In deze zaak, die zich afspeelt in Maastricht, heeft de kantonrechter op 4 juni 2020 uitspraak gedaan in een kort geding tussen een huurder en verhuurder. De huurder, [eiser in conventie, verweerder in reconventie], had een huurovereenkomst gesloten met de verhuurder, [gedaagde in conventie, eiser in reconventie], voor een woning aan de [adres 1] te [woonplaats]. De verhuurder heeft de huurovereenkomst per direct opgezegd na het aantreffen van een hennepplantage in de woning.

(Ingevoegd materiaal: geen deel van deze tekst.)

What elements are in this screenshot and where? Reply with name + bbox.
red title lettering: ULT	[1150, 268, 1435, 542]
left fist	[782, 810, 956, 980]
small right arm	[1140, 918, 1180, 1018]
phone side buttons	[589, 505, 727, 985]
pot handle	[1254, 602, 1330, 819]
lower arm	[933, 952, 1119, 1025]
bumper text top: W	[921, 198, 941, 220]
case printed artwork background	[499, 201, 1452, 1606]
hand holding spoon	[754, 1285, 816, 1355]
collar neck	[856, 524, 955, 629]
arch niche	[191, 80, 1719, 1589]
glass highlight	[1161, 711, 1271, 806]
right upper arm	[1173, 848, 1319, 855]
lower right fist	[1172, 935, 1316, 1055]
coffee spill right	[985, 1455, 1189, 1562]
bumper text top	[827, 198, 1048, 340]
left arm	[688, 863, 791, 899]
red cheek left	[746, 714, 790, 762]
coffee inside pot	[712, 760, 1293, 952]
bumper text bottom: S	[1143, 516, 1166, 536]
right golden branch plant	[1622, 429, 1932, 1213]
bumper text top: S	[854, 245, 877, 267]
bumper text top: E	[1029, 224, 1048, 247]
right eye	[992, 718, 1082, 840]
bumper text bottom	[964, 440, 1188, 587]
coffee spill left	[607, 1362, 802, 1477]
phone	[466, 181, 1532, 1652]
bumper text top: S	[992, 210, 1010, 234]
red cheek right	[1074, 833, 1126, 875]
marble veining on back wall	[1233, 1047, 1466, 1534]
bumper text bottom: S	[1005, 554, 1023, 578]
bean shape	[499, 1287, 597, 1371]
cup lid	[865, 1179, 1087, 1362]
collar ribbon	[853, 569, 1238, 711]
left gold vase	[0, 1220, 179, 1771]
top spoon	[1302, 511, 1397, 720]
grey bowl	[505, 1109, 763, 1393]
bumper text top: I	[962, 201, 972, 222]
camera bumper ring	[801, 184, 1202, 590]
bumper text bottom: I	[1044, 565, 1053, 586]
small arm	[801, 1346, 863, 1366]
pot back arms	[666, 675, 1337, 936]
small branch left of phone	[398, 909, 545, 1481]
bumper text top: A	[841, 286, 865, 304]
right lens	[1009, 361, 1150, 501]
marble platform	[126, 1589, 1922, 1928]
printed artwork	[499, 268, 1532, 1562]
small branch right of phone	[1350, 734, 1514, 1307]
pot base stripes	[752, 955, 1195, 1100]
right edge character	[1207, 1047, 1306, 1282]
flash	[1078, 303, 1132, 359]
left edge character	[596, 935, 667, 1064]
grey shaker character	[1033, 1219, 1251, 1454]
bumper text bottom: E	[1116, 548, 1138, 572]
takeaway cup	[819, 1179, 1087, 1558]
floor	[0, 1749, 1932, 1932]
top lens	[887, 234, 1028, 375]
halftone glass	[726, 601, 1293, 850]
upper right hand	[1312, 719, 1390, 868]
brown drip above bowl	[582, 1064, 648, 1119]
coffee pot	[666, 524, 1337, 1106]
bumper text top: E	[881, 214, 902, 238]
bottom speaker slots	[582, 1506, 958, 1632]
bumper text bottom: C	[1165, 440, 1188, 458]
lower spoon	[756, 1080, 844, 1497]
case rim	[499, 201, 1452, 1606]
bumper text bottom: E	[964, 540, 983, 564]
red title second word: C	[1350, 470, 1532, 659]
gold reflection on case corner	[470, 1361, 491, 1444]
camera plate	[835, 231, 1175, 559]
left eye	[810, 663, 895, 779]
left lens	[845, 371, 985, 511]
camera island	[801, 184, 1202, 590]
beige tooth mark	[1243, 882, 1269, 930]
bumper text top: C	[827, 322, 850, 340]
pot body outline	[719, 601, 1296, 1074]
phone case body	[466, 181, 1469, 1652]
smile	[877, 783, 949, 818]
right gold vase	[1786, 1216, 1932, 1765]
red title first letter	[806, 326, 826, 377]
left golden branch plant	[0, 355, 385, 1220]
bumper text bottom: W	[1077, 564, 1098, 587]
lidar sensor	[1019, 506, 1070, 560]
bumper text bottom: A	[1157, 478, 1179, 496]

De huurder betwistte de rechtmatigheid van deze opzegging en vorderde in kort geding onder andere een verklaring voor recht dat de ontruiming onrechtmatig was, alsook de afgifte van zijn persoonlijke spullen die door de verhuurder waren verwijderd.
De kantonrechter oordeelde dat de vordering tot verklaring voor recht niet toewijsbaar was in het kader van een kort geding, omdat dit een declaratoire beslissing betreft die niet past binnen het voorlopige karakter van deze procedure. De vordering tot afgifte van de administratie en prinsenhoed werd echter toegewezen, aangezien de verhuurder erkende deze spullen onder zich te hebben. De kantonrechter stelde een dwangsom vast voor het geval de verhuurder niet aan deze veroordeling voldeed.
De vorderingen van de verhuurder in reconventie werden afgewezen, omdat de kantonrechter van oordeel was dat de schadevergoeding en de ontruiming niet geschikt waren voor behandeling in kort geding. De kantonrechter besloot de proceskosten te compenseren, zodat iedere partij zijn eigen kosten droeg. Dit vonnis benadrukt de noodzaak van een zorgvuldige afweging van belangen in huurgeschillen, vooral wanneer het gaat om ontruimingen en schadevergoeding.